Just as important as processing the sugarcane is the cane itself. Kung Lee for a time planted its own Chinese sugarcane instead of the Hawaiian breed, and while the former’s taste was sweet and pleasant, it did not grow especially abundantly or quickly. As older generations of sugarcane farmers retired, many local fields were abandoned. Lam stopped farming and began to import the same sugarcane from the coastal regions of Guangdong. But even those areas stopped cultivating the formerly common species. “We are no longer able to find Chinese sugarcane,” says Chui.

Instead, Kung Lee now uses black sugarcane (hak1 ze3 黑蔗), commonly grown in Guangdong, and Muge white jade sugarcane (muk6 gaak3 baak6 juk6 ze3 木格白玉蔗) from the town of Muge in Guangxi. Muge white jade sugarcanes are known for a hint of fruitiness whereas black sugarcane is much sweeter than the sugarcane introduced from Fuzhou. “The only problem is that black sugarcane is ‘heaty’ and easily triggers phlegm production, but steaming reduces this effect and makes it more suitable for drinking in general,” says Chui. White jade sugarcane, on the other hand, are cool in nature. From the Chinese medical perspective, their juice helps remove excess heat and humidity in the body. Research has also shown that freshly pressed sugarcane juice contains potassium, phosphorus, magnesium, calcium, iron and a host of vitamins.

But these health qualities still aren’t enough to attract a younger generation of customers who are tempting by a proliferation of juice bars and cafés serving a panoply of drinks. Chui laments that selling sugarcane juice is a sunset industry in Hong Kong. “Most of our customers who come in for sugarcane juice are old people,” he notes. “And we want to retain this original location of our shop, but why would business people in suits walk all the way up to Hollywood Road just for a cup of sugarcane juice in the summer heat?”

Kung Lee is far from the only place to buy sugarcane juice in Hong Kong – it is sold by dozens of herbal tea shops, restaurants and street side hawker stalls.
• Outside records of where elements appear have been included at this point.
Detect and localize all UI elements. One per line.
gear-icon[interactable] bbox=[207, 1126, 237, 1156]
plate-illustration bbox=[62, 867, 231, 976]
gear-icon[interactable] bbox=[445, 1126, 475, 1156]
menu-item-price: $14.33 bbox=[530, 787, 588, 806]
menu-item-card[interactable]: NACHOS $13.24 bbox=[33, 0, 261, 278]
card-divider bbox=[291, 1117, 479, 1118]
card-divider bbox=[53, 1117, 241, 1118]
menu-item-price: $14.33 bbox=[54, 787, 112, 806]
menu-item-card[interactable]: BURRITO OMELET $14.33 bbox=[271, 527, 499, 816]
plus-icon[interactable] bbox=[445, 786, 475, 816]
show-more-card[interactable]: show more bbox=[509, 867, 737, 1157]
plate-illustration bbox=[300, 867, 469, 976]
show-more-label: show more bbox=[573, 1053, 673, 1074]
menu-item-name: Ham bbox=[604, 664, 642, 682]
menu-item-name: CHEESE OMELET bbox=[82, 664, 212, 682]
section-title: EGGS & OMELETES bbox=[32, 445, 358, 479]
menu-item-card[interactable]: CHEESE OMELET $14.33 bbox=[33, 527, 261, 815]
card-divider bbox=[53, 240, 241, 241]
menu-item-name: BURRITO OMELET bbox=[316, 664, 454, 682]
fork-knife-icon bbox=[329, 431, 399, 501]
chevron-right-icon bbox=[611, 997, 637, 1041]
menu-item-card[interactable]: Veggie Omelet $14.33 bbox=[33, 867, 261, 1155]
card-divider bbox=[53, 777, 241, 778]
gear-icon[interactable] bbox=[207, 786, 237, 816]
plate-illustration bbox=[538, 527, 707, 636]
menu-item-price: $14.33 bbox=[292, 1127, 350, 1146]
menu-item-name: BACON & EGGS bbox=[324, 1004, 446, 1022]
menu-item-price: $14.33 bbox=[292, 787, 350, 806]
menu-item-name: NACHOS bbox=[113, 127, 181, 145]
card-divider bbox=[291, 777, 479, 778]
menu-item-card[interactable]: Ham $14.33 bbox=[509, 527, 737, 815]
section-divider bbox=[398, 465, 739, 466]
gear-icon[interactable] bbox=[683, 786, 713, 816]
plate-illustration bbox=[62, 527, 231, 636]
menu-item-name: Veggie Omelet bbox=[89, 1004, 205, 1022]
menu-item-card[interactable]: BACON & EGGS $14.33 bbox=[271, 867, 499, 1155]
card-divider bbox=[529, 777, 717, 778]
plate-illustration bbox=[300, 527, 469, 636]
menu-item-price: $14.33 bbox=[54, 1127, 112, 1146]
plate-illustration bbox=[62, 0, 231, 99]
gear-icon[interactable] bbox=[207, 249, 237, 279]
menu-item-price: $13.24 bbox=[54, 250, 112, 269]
But most of these places don’t produce the drink in the traditional way, and many add refined sugar to their juice. 

Kung Lee is flooded with thirsty customers during the day.

Chui is determined to survive the sunset and keep the tradition alive. His shop now serves more products than ever, including Abrus herbal tea, five flowers tea, sesame tea, sour plum tea, Grosvenori tea, sugarcane tea as well as tortoise shell with herbal jelly, something more typically found in local herbal tea shops. The newest item on Kung Lee’s menu is sugarcane jelly, a local twist of the classic English jelly, which has even convinced some younger customers to trek up the hill to Hollywood Road. Kung Lee also sells its products online, delivering them right to its customers among Chui’s younger customers. Kung Lee is the first old-style juice shop to sell products via online platforms which deliver juices, teas and jellies to his customers’ doorsteps.

But there is one thing that Chui refuses to change: making sugarcane juice the way his granduncle did when he first started the business seven decades ago. “Tradition inherited from before my generation and modifications from mine can go hand-in-hand, so that we can have the best of both worlds,” he smiles against the setting sun.

Kung Lee Sugarcane Juice Shop is at 60 Hollywood Road, Central.